Nevertheless, it does not explain to me what the cause of the humming sound in the back originates. When the alarm relay is taken out, the wiring to the alarm lock in the door shouldn't be connected to any other electrical device. So my idea that there some connection between the original Porsche alarm wiring and some 'replacement' alarm wiring is still there.

I'm very curious if the Porsche alarm works as it should from now on.

Otto

schoward 06-22-2016 10:10 AM

Had a similar problem with factory alarm 10 years ago. Intermittent connection of alarm key switch. Alarm would sound for no reason - sometimes just a toot or two. Fixed wires, changed key lock as I had no keys to original switch and factory alarm has worked perfectly since.

brian-80SC 06-22-2016 05:07 PM

I still haven't driven the car to be sure but I put everything back together tonight and no chirping while working on it and testing the door afterwards so I think the broken wire was definitely the problem.

Interestingly, I tried turning the alarm on with the key and it doesn't seem to do anything... I have never used before so I don't know if this is expected or not. I'm not complaining though! :)

I still don't know why the alarm bypass caused the abnormal sounds, but before I fixed everything I did determine that there were at least two different sounds. One came from the engine bay as described above, but the other was from near the front axle -- most clearly heard under the car. Oil pump?

I'm probably not going to look into this anymore since I appear to be back to normal now!

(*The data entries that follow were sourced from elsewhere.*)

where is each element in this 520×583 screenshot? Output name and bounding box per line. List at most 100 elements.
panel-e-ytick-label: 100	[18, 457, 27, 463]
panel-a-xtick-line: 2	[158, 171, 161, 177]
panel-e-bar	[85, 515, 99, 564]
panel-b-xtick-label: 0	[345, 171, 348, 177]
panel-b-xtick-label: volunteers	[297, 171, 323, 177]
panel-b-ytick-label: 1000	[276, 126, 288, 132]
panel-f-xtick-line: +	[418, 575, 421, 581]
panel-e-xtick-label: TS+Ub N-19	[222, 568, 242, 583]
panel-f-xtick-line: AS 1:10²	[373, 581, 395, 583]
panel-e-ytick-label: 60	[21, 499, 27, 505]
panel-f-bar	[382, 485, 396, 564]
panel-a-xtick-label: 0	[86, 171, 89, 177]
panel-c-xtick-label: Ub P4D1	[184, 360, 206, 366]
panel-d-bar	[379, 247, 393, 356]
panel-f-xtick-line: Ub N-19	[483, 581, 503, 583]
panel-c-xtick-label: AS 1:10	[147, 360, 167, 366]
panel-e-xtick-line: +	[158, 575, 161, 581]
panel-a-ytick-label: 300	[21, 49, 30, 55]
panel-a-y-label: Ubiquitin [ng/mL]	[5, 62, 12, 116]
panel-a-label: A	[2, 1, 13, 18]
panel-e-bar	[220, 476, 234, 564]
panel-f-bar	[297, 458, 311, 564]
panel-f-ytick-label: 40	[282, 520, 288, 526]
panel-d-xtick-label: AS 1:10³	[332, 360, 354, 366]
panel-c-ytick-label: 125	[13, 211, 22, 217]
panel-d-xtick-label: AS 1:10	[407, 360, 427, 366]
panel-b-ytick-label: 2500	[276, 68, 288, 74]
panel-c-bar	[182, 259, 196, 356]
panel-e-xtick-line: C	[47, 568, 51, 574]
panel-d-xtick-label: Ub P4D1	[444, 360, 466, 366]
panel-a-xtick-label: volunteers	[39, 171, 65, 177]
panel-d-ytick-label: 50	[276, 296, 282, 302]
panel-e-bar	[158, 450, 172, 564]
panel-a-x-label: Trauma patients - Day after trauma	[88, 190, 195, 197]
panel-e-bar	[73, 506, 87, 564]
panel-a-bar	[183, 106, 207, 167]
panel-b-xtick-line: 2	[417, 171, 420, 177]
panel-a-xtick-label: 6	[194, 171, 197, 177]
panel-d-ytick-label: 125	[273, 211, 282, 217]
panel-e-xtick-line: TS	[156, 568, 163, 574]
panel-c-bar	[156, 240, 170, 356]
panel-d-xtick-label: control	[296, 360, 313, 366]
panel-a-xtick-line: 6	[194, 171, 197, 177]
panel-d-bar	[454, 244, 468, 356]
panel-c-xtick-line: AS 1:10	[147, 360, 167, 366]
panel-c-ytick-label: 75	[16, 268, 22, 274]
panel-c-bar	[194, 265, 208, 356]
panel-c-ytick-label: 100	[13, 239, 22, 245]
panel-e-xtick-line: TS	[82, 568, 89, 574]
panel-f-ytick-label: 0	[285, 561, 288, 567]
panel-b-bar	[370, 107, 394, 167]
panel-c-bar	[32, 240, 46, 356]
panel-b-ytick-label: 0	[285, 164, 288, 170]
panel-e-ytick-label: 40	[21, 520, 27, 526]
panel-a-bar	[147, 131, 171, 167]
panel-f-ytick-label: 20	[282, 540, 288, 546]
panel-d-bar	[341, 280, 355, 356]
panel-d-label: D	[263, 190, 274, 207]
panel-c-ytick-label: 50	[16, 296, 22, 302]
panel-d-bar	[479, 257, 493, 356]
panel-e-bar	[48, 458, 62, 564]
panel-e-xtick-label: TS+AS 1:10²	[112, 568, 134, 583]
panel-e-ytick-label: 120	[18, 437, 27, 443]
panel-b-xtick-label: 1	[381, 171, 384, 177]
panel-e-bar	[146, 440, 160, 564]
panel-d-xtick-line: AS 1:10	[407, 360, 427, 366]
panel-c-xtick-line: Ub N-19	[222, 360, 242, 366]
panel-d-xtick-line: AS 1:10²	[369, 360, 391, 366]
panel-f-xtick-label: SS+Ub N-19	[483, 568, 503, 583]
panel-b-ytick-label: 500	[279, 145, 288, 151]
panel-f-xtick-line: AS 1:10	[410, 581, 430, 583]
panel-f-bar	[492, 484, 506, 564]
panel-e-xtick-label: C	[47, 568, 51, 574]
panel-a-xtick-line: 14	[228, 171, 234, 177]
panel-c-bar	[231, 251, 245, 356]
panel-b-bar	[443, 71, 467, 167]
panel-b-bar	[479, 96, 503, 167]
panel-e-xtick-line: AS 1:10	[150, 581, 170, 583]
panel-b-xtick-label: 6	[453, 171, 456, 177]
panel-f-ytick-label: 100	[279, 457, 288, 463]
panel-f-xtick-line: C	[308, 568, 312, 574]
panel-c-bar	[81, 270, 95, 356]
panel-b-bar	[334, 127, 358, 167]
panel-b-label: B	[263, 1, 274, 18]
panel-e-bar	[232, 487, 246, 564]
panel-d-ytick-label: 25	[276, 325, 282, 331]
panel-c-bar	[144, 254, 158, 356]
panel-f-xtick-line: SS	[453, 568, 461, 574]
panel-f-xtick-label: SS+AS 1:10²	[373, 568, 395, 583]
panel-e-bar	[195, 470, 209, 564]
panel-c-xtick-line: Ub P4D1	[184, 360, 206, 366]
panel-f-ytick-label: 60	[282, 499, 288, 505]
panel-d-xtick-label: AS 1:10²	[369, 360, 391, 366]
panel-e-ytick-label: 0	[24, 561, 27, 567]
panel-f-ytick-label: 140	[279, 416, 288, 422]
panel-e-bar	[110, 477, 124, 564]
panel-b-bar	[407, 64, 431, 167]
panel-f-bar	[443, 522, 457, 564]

Thanks again to everyone, and especially Otto, for the help and comments!
Brian

Otto H. Wegkamp 06-23-2016 12:12 AM

Brian,

When activating the alarm there is no indication it is activated, so no sounds or control lights flashing like in modern cars. Open a door when activated and you should hear the alarm horn. Do you know that the original alarm horn is positioned on the cross bar between the front wheels (hidden by a cover plate) near the fuel pump? If the alarm doesn't go off, the horn might be defective or the wiring to the horn cut. Remember, for some reason they installed a replacement for the original alarm.

Good luck with the last bits of testing and reparing.